Accepted after major revision: 14 October 2008

Publication Date:
23 November 2017 (online)

Summary

In addition to lowering cholesterol, statins may reduce platelet activity and exert beneficial non-lipid (pleiotropic) effects. We evaluated the effects of two different simvastatin based treatment regimens on platelet reactivity in patients with dysglycemia and coronary artery disease (CAD).

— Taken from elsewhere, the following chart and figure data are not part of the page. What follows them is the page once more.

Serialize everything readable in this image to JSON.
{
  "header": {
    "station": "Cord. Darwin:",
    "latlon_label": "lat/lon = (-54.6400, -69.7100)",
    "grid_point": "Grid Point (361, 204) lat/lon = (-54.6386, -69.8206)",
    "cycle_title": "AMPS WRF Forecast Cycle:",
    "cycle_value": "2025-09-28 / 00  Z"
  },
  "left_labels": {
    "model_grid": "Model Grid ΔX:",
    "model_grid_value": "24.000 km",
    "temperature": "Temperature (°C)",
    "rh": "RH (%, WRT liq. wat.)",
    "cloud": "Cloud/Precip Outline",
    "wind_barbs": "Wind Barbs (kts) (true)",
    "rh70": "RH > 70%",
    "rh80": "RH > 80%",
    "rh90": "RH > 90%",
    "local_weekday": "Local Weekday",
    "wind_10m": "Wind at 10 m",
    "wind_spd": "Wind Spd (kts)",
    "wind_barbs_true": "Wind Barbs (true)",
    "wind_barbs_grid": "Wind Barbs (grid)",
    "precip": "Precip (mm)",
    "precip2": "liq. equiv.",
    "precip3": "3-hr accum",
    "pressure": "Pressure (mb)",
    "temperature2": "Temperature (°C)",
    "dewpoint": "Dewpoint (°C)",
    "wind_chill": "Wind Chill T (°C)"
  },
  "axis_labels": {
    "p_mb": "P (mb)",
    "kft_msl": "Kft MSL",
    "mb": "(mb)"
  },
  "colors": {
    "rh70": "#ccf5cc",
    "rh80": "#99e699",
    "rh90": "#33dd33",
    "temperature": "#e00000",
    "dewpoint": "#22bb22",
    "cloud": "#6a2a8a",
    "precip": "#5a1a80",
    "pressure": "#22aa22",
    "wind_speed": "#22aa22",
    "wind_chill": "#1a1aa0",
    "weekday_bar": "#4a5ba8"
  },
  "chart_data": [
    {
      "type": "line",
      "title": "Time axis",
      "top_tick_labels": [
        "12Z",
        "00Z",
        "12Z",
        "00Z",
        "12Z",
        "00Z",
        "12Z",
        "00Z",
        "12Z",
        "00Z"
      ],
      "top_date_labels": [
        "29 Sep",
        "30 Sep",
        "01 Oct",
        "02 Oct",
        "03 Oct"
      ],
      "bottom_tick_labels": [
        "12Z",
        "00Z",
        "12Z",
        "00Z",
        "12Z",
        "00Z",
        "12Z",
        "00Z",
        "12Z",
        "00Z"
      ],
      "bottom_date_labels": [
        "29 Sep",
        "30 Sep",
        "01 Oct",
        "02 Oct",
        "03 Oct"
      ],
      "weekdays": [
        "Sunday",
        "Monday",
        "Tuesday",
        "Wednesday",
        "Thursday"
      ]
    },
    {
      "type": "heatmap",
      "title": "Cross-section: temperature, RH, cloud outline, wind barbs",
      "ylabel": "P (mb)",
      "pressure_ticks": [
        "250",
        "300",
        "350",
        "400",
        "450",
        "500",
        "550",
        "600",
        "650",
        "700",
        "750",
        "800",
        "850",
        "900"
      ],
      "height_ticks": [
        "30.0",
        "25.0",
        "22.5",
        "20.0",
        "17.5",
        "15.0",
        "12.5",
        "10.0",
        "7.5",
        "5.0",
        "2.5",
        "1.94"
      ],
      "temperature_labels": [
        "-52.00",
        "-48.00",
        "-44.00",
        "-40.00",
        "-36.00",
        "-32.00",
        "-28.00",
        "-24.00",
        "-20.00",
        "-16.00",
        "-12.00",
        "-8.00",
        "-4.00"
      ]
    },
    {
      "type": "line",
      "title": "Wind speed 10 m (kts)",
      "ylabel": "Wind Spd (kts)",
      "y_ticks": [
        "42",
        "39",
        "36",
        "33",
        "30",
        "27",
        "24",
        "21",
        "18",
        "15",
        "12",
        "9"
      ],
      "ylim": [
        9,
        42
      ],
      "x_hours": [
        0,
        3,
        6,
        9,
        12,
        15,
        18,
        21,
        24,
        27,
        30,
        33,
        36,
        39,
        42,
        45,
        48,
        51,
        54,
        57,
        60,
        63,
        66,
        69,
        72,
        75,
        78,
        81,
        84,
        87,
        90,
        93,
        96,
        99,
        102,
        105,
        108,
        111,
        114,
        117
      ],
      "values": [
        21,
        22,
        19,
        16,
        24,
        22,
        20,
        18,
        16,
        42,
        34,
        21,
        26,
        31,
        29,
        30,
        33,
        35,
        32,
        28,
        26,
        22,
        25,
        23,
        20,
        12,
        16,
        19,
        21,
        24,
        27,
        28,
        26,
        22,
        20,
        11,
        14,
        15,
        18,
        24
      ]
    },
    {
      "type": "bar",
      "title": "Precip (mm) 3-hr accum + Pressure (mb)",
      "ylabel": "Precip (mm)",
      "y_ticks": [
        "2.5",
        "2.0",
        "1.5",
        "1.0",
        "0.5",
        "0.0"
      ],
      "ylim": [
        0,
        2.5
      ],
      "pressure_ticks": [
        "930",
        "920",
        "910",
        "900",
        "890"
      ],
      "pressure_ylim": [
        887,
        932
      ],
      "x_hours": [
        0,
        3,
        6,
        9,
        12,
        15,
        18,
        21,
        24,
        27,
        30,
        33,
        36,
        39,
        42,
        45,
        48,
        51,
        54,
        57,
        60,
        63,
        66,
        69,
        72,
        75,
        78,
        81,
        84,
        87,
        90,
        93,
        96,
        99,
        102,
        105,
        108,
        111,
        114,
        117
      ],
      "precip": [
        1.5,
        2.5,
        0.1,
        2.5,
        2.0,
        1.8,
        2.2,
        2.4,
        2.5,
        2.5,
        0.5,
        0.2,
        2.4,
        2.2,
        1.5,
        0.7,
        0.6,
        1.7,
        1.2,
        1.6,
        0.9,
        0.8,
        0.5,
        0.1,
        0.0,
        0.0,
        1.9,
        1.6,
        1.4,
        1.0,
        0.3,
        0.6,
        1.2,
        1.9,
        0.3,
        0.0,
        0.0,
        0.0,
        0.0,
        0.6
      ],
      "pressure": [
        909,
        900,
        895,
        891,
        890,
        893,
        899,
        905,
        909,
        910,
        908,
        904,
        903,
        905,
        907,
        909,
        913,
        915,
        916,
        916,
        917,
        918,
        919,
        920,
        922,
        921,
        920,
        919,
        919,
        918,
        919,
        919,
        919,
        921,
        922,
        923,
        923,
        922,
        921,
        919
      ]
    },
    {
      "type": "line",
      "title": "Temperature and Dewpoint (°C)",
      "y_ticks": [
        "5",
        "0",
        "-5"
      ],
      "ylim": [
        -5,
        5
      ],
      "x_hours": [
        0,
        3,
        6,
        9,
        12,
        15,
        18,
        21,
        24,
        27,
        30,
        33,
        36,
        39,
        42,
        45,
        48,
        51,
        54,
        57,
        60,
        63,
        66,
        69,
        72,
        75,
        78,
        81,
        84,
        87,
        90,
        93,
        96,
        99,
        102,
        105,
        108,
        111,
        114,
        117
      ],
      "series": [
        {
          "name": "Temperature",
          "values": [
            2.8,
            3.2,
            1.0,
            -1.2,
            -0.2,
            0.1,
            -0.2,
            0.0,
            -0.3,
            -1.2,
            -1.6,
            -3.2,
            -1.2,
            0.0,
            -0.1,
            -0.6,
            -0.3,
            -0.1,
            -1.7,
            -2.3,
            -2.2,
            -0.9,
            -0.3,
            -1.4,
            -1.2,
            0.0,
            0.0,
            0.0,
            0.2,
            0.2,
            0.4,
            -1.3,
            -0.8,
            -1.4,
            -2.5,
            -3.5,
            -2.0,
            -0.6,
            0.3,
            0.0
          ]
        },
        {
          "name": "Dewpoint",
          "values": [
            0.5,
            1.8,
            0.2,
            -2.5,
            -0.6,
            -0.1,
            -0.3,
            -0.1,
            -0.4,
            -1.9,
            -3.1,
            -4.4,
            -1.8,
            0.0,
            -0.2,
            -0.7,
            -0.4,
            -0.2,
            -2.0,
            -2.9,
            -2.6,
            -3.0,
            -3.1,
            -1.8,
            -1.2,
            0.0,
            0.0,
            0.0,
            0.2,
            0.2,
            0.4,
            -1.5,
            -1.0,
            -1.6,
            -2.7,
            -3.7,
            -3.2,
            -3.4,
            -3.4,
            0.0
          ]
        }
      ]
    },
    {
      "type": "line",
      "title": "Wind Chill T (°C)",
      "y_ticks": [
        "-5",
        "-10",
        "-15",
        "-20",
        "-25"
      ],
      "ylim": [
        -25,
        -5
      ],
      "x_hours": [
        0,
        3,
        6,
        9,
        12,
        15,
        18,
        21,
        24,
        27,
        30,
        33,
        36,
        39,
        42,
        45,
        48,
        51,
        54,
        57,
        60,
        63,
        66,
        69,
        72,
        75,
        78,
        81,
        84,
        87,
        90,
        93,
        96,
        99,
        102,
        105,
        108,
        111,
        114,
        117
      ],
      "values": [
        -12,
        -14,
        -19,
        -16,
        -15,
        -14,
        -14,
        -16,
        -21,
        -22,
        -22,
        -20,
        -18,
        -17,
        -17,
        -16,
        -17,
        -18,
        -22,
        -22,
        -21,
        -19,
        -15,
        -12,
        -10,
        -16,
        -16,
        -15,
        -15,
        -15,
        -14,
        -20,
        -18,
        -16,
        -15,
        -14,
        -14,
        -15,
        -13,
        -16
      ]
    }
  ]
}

Thirty-two patients with type 2 diabetes or impaired glucose tolerance and stable CAD received six weeks of double-blind treatment with simvastatin 80 mg daily (S80; n=16) or ezetimibe 10 mg and simvastatin 10 mg daily (E10/S10; n=16). Total and low-density lipoprotein (LDL) cholesterol, and high sensitivity C-reactive protein (CRP) decreased similarly in the two groups. LDL (mM) decreased from 3.2 ± 0.6 to 1.7 ± 0.7 with E10/S10 and from 3.0 ± 1.0 to 1.4 ± 0.5 with S80 treatment. Platelet function was evaluated by whole blood flow cytometry and turbidimetric aggregometry with agonist stimulation ex vivo before and after treatment. Neither treatment affected basal or adenosine diphosphate (ADP)- or thrombin-induced platelet P-selectin expression, or fibrinogen binding, or platelet-leukocyte aggregation. Similarly, neither treatment affected ADP-induced platelet aggregation. In conclusion, lipid lowering treatment with high dose simvastatin or low dose simvastatin plus ezetimibe did not exert any substantial inhibitory effects on the basal or agonist-stimulated activity of circulating platelets in patients with stable CAD and type 2 diabetes or impaired glucose tolerance.